3D YAZICILAR DEVREYE GİRECEK
Central Florida Üniversitesi’nde de “regolit” malzemeden tuğla üretimi fikri üzerine geniş kapsamlı araştırmalar sürüyor.
Çalışmanın başında yer alan Ranajay Ghosh ve ekibi, Ay’ın ve Mars’ın yüzeyinde bulunan, regolit kayaçlardan sağlam tuğlalar üretmeye odaklanmış durumda.
Ancak Dünya’da orijinal regolit bulunmadığı için araştırmacılar bu kayaca benzeyen sentetik malzemelerle çalışıyor.
Peki ama bu maddeler nasıl tuğla biçimini alacak? Burada 3D yazıcı teknolojileri devreye giriyor. Araştırmacılar, 3D yazıcı yardımıyla, sofra tuzunu sulu bir çözeltiyle karıştırarak elde ettikleri regolit malzemeden silindirik tuğlalar üretti.
Bu sayede, uzay üssünün inşası için kullanılacak dış yapı katmanının nasıl üretileceği ile ilgili ilk gerçek fikirler ortaya çıkmış oldu.

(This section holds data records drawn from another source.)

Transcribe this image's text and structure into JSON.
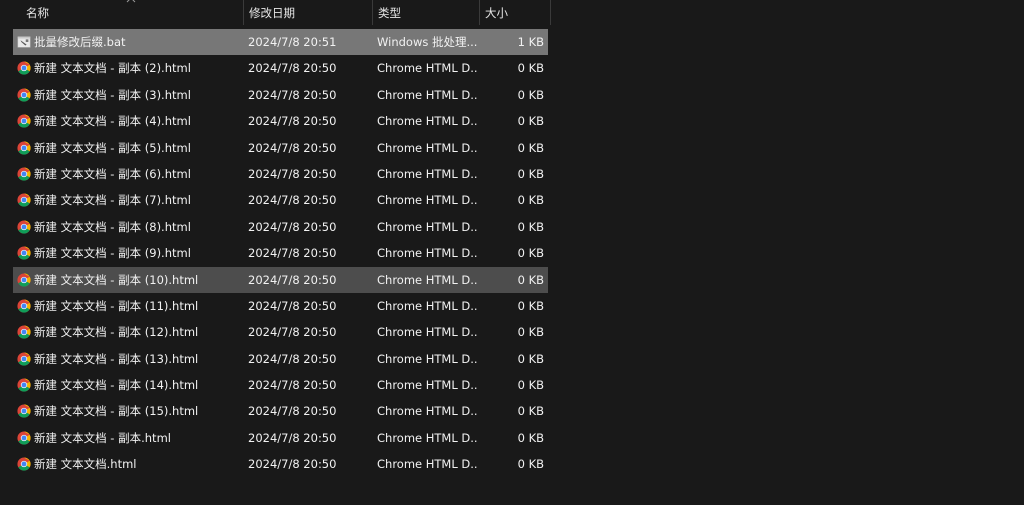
{
  "columns": {
    "name": "名称",
    "date": "修改日期",
    "type": "类型",
    "size": "大小"
  },
  "files": [
    {
      "name": "批量修改后缀.bat",
      "date": "2024/7/8 20:51",
      "type": "Windows 批处理...",
      "size": "1 KB",
      "icon": "bat-file-icon",
      "state": "selected"
    },
    {
      "name": "新建 文本文档 - 副本 (2).html",
      "date": "2024/7/8 20:50",
      "type": "Chrome HTML D...",
      "size": "0 KB",
      "icon": "chrome-icon",
      "state": "normal"
    },
    {
      "name": "新建 文本文档 - 副本 (3).html",
      "date": "2024/7/8 20:50",
      "type": "Chrome HTML D...",
      "size": "0 KB",
      "icon": "chrome-icon",
      "state": "normal"
    },
    {
      "name": "新建 文本文档 - 副本 (4).html",
      "date": "2024/7/8 20:50",
      "type": "Chrome HTML D...",
      "size": "0 KB",
      "icon": "chrome-icon",
      "state": "normal"
    },
    {
      "name": "新建 文本文档 - 副本 (5).html",
      "date": "2024/7/8 20:50",
      "type": "Chrome HTML D...",
      "size": "0 KB",
      "icon": "chrome-icon",
      "state": "normal"
    },
    {
      "name": "新建 文本文档 - 副本 (6).html",
      "date": "2024/7/8 20:50",
      "type": "Chrome HTML D...",
      "size": "0 KB",
      "icon": "chrome-icon",
      "state": "normal"
    },
    {
      "name": "新建 文本文档 - 副本 (7).html",
      "date": "2024/7/8 20:50",
      "type": "Chrome HTML D...",
      "size": "0 KB",
      "icon": "chrome-icon",
      "state": "normal"
    },
    {
      "name": "新建 文本文档 - 副本 (8).html",
      "date": "2024/7/8 20:50",
      "type": "Chrome HTML D...",
      "size": "0 KB",
      "icon": "chrome-icon",
      "state": "normal"
    },
    {
      "name": "新建 文本文档 - 副本 (9).html",
      "date": "2024/7/8 20:50",
      "type": "Chrome HTML D...",
      "size": "0 KB",
      "icon": "chrome-icon",
      "state": "normal"
    },
    {
      "name": "新建 文本文档 - 副本 (10).html",
      "date": "2024/7/8 20:50",
      "type": "Chrome HTML D...",
      "size": "0 KB",
      "icon": "chrome-icon",
      "state": "hover"
    },
    {
      "name": "新建 文本文档 - 副本 (11).html",
      "date": "2024/7/8 20:50",
      "type": "Chrome HTML D...",
      "size": "0 KB",
      "icon": "chrome-icon",
      "state": "normal"
    },
    {
      "name": "新建 文本文档 - 副本 (12).html",
      "date": "2024/7/8 20:50",
      "type": "Chrome HTML D...",
      "size": "0 KB",
      "icon": "chrome-icon",
      "state": "normal"
    },
    {
      "name": "新建 文本文档 - 副本 (13).html",
      "date": "2024/7/8 20:50",
      "type": "Chrome HTML D...",
      "size": "0 KB",
      "icon": "chrome-icon",
      "state": "normal"
    },
    {
      "name": "新建 文本文档 - 副本 (14).html",
      "date": "2024/7/8 20:50",
      "type": "Chrome HTML D...",
      "size": "0 KB",
      "icon": "chrome-icon",
      "state": "normal"
    },
    {
      "name": "新建 文本文档 - 副本 (15).html",
      "date": "2024/7/8 20:50",
      "type": "Chrome HTML D...",
      "size": "0 KB",
      "icon": "chrome-icon",
      "state": "normal"
    },
    {
      "name": "新建 文本文档 - 副本.html",
      "date": "2024/7/8 20:50",
      "type": "Chrome HTML D...",
      "size": "0 KB",
      "icon": "chrome-icon",
      "state": "normal"
    },
    {
      "name": "新建 文本文档.html",
      "date": "2024/7/8 20:50",
      "type": "Chrome HTML D...",
      "size": "0 KB",
      "icon": "chrome-icon",
      "state": "normal"
    }
  ]
}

‘ASTRONOTLARIN TUĞLA ÖRECEK OLMASI FİKRİNE BAYILIYORUM’
“Yaptığımız çalışmalarda bunun gerçekleşmesinin önünde hiçbir engel olmadığını gördük” diyen Cowley, “İnsanlar on binlerce yıldır tuğla üretiyor. İşin asıl zor kısmı bunu başka bir gezegende yapmak” ifadesini kullandı.

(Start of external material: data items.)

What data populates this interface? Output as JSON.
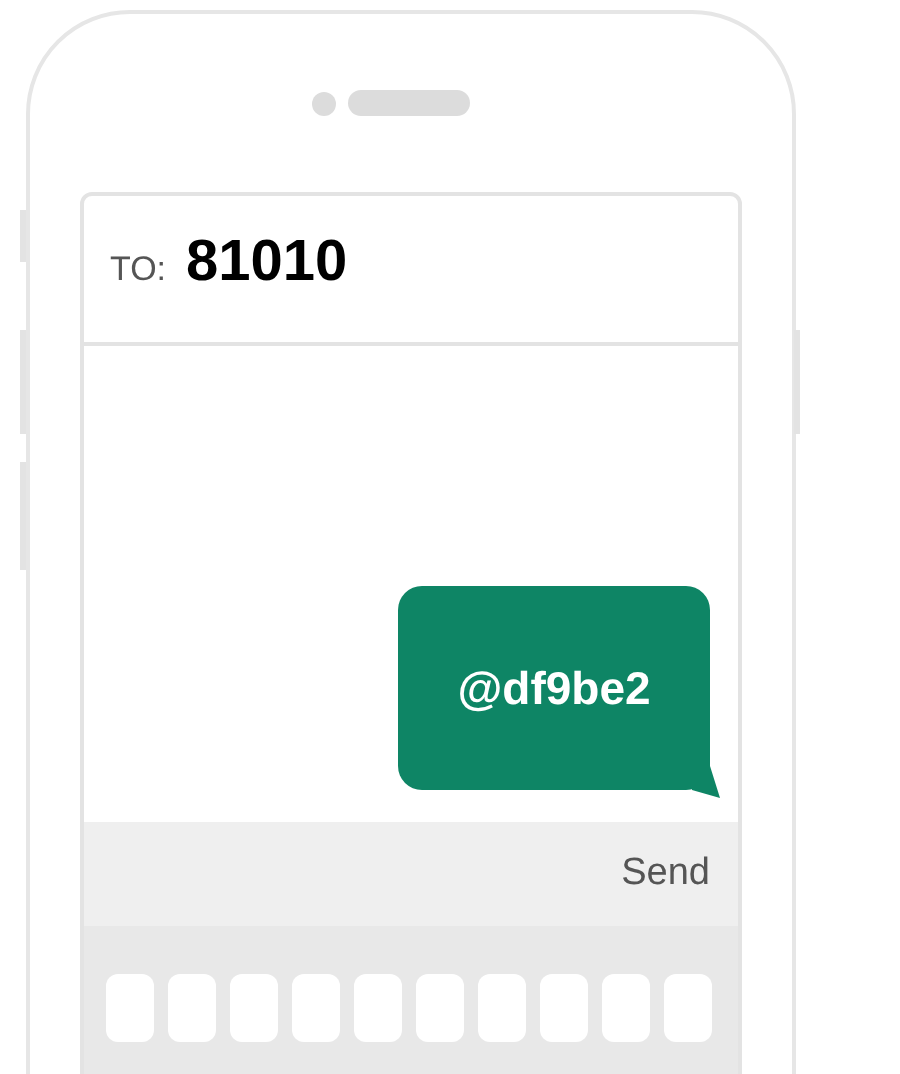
{
  "recipient": {
    "label": "TO:",
    "number": "81010"
  },
  "messages": [
    {
      "text": "@df9be2"
    }
  ],
  "send_button": {
    "label": "Send"
  }
}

Plân başarılı olursa, tuğlalar tüm Ay yapılarını inşa etmek için kullanılabilir. Akıllara takılan soru, bilim insanlarından oluşan astronotların yakın gelecekte tuğla örme becerileri edinip edinmeyeceği.
Cowley, “Astronotların bir gün Ay'da duvar örecek olması fikrine bayılıyorum, bu çok eğlenceli olurdu” dedikten sonra şunları ekledi:
“Şaka bir tarafa muhtemelen bunu küçük bir otomatik sistem yapacak. Belki de birlikte çalışan robotlar kullanılacak. Fakat insanlar bir noktadan sonra şantiyenin ustabaşısı gibi işe dahil olabilir.”

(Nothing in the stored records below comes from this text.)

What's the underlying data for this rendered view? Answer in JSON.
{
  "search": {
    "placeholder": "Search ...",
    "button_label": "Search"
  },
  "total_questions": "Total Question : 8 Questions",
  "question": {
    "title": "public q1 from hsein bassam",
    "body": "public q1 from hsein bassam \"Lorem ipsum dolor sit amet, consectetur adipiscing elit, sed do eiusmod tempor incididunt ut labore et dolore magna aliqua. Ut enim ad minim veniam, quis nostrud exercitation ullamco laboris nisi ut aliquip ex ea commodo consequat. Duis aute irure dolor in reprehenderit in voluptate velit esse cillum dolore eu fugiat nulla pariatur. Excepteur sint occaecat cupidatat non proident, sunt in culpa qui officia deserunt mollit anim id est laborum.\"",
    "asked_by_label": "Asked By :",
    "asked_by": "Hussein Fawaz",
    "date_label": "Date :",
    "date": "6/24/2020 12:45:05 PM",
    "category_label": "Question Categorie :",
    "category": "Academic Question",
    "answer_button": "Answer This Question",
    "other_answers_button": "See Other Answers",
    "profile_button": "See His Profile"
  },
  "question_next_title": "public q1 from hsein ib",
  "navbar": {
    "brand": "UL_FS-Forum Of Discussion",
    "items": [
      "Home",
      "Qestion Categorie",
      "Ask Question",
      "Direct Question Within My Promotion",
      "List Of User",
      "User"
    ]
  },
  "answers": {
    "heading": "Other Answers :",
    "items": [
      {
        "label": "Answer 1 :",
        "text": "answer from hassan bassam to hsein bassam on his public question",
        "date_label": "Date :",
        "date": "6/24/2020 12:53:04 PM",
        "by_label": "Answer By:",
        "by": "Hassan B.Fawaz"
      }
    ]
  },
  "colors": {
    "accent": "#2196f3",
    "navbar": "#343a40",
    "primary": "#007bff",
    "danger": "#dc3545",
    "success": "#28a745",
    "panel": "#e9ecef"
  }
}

‘İLERLEYEN YILLARDA, PEK ÇOK KABİLİYETE SAHİP OLACAĞIZ’
Sekiz yıl önce, ESA'nın eski genel müdürü Jan Wörner, Ay'da bir yaşam üssü kurulması için yapılması gerekenleri ilk kez açıkladığında bazılarına bu fikir oldukça çılgın gelmişti. Bugün ise bu planların hayata geçirilmesinin o kadar da uzak olmadığı anlaşılıyor.
Ay'a iletişim ve navigasyon hizmetleri sağlayacak uydular ve uzun vadeli altyapı görevleri için uzay ajansları ve özel şirketler arasında sözleşmeler imzalanmış durumda. Bugün, Ay buzundan su, güneş enerjisi santrallerinden elektrik elde etme plânları üzerine çalışılıyor.
Nujoud Merancy, önümüzdeki 10 yıl içinde bir “Ay köyü” kurma konusunda kesin konuşmaktan kaçınsa da, bu süre zarfında insanların Ay'da yaşaması ve çalışması için en azından temellerin atılacağını söyledi ve ekledi:
“İlerleyen yıllarda, kalıcı bir altyapıya, her yıl tekrarlanabilecek görevlere ve farklı bölgeleri keşfetmek için pek çok kabiliyete sahip olacağımızı düşünüyorum.”
BBC'nin "The epic quest to build a permanent Moon base" başlıklı haberinden derlenmiştir.